PAJOVIĆ v. SERBIA (European Court of Human Rights)

Last Updated on April 24, 2019 by LawEuro

THIRD SECTION

DECISION

Application no. 22670/16
Jela PAJOVIĆ
against Serbia

The European Court of Human Rights (Third Section), sitting on 15 January 2019 as a Committee composed of:

Pere Pastor Vilanova, President,
Branko Lubarda,
Georgios A. Serghides, judges,

and Fatoş Aracı, Deputy Section Registrar,

Having regard to the above application lodged on 13 April 2016,

Having regard to the formal declarations accepting a friendly settlement of the case,

Having deliberated, decides as follows:

FACTS AND PROCEDURE

The applicant, Ms Jela Pajović, is a Serbian national, who was born in 1961 and lives in Čačak. She was represented before the Court by Mr S. Milinčić, a lawyer practising in Čačak.

The Serbian Government (“the Government”) were represented by their Agent, Ms N. Plavšić.

The applicant complained under Articles 6 and 13 of the Convention and Article 1 of Protocol No. 1 about the respondent State’s failure to enforce the final court decisions of the Municipal Court in Čačak of 27 December 2002 and 6 November 2003 rendered in her favour against a company called Društveno preduzeće “Milutin Stojić” Ježevica. The debtor was at the relevant time a socially-owned company.

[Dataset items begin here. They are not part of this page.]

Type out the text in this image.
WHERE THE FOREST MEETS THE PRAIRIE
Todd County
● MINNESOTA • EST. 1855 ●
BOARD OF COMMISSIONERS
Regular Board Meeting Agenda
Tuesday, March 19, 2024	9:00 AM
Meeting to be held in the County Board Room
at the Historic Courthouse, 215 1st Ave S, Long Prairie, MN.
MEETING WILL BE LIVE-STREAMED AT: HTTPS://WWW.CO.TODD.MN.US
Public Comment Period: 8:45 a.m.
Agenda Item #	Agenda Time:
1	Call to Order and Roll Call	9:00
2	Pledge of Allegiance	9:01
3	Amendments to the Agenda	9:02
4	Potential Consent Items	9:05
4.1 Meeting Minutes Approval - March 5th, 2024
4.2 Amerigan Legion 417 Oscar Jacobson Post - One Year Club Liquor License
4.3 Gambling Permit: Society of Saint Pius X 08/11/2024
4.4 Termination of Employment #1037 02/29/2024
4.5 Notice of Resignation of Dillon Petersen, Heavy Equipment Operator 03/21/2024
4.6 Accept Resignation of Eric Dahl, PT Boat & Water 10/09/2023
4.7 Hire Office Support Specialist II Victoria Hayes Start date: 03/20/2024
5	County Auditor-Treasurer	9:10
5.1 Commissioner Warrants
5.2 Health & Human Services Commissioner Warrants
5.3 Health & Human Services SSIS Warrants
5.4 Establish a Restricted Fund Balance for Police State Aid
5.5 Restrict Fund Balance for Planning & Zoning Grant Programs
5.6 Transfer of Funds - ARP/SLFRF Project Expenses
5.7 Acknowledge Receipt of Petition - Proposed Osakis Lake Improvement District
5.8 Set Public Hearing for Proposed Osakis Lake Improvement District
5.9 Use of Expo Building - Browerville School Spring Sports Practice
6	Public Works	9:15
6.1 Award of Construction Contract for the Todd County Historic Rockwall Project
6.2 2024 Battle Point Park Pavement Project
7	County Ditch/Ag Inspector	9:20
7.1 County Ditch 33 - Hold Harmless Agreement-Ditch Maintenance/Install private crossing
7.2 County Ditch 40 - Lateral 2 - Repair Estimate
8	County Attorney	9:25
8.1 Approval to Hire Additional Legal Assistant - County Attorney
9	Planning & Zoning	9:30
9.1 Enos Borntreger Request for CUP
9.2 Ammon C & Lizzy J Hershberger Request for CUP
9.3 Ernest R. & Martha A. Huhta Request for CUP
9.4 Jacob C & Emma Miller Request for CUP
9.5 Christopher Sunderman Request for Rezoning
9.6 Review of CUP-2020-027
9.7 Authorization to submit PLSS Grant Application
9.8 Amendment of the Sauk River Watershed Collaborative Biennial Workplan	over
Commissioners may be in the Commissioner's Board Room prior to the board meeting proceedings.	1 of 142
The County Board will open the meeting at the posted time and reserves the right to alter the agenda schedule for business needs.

On 14 September 2018 and 10 November 2018 the Court received friendly settlement declarations signed by the parties under which the applicant agreed to waive any further claims against Serbia in respect of the facts giving rise to this application against an undertaking by the Government to pay her 2,000 EUR (two thousand euros), less any amounts which may have already been paid in that regard at the domestic level, to cover any non-pecuniary damage as well as costs and expenses, which would be converted into local currency at the rate applicable on the date of payment, and would be free of any taxes that may be applicable. This sum would be payable within three months from the date of notification of the decision taken by the Court. In the event of failure to pay this sum within the said three-month period, the Government undertook to pay simple interest on it, from the expiry of that period until settlement, at a rate equal to the marginal lending rate of the European Central Bank during the default period plus three percentage points.

The parties, furthermore, agreed that within the said three-month period the Government would pay, from their own funds, the sums awarded in the domestic decisions under consideration in the present case, less any amounts which may have already been paid on the basis of the said decisions, plus the costs of the domestic enforcement proceedings. These payments will constitute the final resolution of the case pending before the European Court of Human Rights.

THE LAW

The Court takes note of the friendly settlement reached between the parties. It is satisfied that the settlement is based on respect for human rights as defined in the Convention and its Protocols and finds no reasons to justify a continued examination of the application. In view of the above, it is appropriate to strike the case out of the list.

For these reasons, the Court, unanimously,

Decides to strike the application out of its list of cases in accordance with Article 39 of the Convention.

Done in English and notified in writing on 7 February 2019.